Por coincidência, tive e tenho amigas
que são ou foram analisadas pelo Dr. Lourival Coimbra, psicanalista
do grupo de Melanie Klein. As conhecidas e amigas me contaram que
falaram de mim a ele. E imagino como Dr. Lourival deve estar farto de
ouvir meu nome. Há dias uma das analisadas por ele esteve aqui em
casa e resolvi, como compensação ao desgaste dos ouvidos do
analista sobre mim, enviar-lhe um livro meu de contos, Laços de
família. Na dedicatória pedi desculpas pela minha letra que não
está boa desde que minha mão direita sofreu o incêndio.
Dias depois a moça apareceu em casa para
tomar um café comigo e perguntei-lhe se havia entregue o livro a Dr.

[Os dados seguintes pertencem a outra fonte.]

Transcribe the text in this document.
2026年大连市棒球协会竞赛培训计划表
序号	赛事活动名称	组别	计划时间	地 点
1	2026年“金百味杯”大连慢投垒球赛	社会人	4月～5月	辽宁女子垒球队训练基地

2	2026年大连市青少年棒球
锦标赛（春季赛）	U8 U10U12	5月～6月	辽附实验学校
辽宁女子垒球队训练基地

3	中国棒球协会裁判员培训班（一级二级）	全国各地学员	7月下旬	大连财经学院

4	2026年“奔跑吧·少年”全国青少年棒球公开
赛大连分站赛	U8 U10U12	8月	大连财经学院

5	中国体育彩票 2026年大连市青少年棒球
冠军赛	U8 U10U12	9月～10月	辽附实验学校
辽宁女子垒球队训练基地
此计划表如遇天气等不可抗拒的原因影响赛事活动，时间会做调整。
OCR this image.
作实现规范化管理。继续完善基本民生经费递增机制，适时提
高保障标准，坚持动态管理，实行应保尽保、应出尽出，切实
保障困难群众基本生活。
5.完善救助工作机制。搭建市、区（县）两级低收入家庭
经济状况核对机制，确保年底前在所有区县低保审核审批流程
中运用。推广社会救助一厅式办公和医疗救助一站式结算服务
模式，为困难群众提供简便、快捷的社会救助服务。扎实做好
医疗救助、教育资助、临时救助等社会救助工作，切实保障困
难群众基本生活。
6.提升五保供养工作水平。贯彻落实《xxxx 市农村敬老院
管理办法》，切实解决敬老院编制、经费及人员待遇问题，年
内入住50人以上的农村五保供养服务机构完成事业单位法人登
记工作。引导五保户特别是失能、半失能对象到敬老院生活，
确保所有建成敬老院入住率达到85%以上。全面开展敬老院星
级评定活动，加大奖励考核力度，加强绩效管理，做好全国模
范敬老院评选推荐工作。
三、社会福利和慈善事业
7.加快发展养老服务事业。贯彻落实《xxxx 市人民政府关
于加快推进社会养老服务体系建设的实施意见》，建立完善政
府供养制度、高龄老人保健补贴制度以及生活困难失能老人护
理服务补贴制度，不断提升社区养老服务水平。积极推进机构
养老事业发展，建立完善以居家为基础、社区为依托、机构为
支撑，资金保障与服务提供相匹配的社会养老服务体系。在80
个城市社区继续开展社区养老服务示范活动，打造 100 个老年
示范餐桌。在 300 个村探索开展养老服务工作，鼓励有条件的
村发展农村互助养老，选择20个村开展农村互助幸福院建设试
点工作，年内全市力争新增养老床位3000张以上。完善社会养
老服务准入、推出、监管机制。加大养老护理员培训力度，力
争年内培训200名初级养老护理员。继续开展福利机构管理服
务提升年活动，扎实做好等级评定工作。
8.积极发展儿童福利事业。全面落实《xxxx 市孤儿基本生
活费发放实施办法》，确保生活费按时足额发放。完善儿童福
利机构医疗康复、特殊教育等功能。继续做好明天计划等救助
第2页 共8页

Lourival. Ela disse que sim e que, ao ler a dedicatória, ele fizera
um comentário. Fiquei curiosa, quis saber o que ele dissera. E
fiquei sabendo que, ao ler a dedicatória, Dr. Lourival tinha dito:
“Clarice dá tanto aos outros, e no entanto pede licença para
existir.”
Sim, Dr. Lourival. Peço humildemente
para existir, imploro humildemente uma alegria, uma ação de graça,
peço que me permitam viver com menos sofrimento, peço para não ser
tão experimentada pelas experiências ásperas, peço a homens e
mulheres que me considerem um ser humano digno de algum amor e de
algum respeito. Peço a bênção da vida.